Le Cameroun fait face à une dette flottante estimée à près de 1,8 milliard de dollars américains au premier trimestre 2026. Cette situation financière soulève des questions structurelles sur la gestion budgétaire et la viabilité de la dette au sein de la région de l’Afrique centrale, dans un contexte où plusieurs États du continent travaillent à renforcer leur stabilité macroéconomique.

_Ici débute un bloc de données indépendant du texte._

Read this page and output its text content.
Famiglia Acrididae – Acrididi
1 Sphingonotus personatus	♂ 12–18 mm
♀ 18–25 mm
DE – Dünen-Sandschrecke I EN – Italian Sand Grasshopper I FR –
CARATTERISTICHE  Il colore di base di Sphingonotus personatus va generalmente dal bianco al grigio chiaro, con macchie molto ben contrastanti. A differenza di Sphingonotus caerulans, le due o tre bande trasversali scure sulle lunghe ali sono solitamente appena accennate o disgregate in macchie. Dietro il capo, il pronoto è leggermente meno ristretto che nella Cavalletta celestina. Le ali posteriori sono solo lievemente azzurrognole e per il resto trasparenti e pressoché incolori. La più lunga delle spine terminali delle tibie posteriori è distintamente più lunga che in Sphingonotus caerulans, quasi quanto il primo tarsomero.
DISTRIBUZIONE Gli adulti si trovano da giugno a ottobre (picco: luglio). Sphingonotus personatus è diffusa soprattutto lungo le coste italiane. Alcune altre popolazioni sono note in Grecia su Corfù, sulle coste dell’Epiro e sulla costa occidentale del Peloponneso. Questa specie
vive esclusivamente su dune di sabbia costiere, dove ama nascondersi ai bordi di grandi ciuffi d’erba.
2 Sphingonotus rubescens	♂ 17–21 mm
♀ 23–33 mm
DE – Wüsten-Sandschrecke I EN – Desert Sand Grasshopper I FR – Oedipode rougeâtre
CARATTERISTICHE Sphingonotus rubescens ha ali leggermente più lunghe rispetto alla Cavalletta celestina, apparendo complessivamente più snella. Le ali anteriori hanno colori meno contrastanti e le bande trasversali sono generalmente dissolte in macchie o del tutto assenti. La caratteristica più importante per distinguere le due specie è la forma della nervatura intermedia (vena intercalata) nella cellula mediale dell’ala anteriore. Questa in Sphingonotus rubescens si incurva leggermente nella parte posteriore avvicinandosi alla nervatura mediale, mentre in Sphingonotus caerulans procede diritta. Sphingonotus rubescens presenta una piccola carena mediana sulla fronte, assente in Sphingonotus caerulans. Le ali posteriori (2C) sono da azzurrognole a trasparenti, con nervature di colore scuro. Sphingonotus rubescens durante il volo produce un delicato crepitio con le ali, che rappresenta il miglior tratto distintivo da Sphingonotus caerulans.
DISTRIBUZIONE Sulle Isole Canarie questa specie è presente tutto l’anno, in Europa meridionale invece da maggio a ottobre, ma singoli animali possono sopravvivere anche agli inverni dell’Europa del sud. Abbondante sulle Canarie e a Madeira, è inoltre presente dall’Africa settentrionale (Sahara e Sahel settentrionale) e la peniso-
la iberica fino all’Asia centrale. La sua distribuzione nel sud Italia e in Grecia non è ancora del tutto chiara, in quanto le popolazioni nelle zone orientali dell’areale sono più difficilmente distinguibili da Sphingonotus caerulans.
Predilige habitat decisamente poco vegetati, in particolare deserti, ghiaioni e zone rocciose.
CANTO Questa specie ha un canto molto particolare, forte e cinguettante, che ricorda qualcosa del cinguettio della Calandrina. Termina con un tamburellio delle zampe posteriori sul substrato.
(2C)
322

Qu’est-ce qu’une dette flottante ?
Une dette flottante désigne les engagements financiers à court terme d’un État — arriérés de salaires, factures impayées, crédits fournisseurs — qui ne sont pas encore intégrés dans la comptabilité officielle de la dette publique. Son accumulation reflète souvent des tensions de trésorerie et un décalage entre les revenus budgétaires et les dépenses engagées.
Pour le Cameroun, l’ampleur de ce montant — 1,8 milliard USD — représente un défi significatif. À titre de comparaison, cette somme équivaut à une fraction importante du budget annuel de nombreuses économies régionales et souligne les pressions budgétaires persistantes dans le pays.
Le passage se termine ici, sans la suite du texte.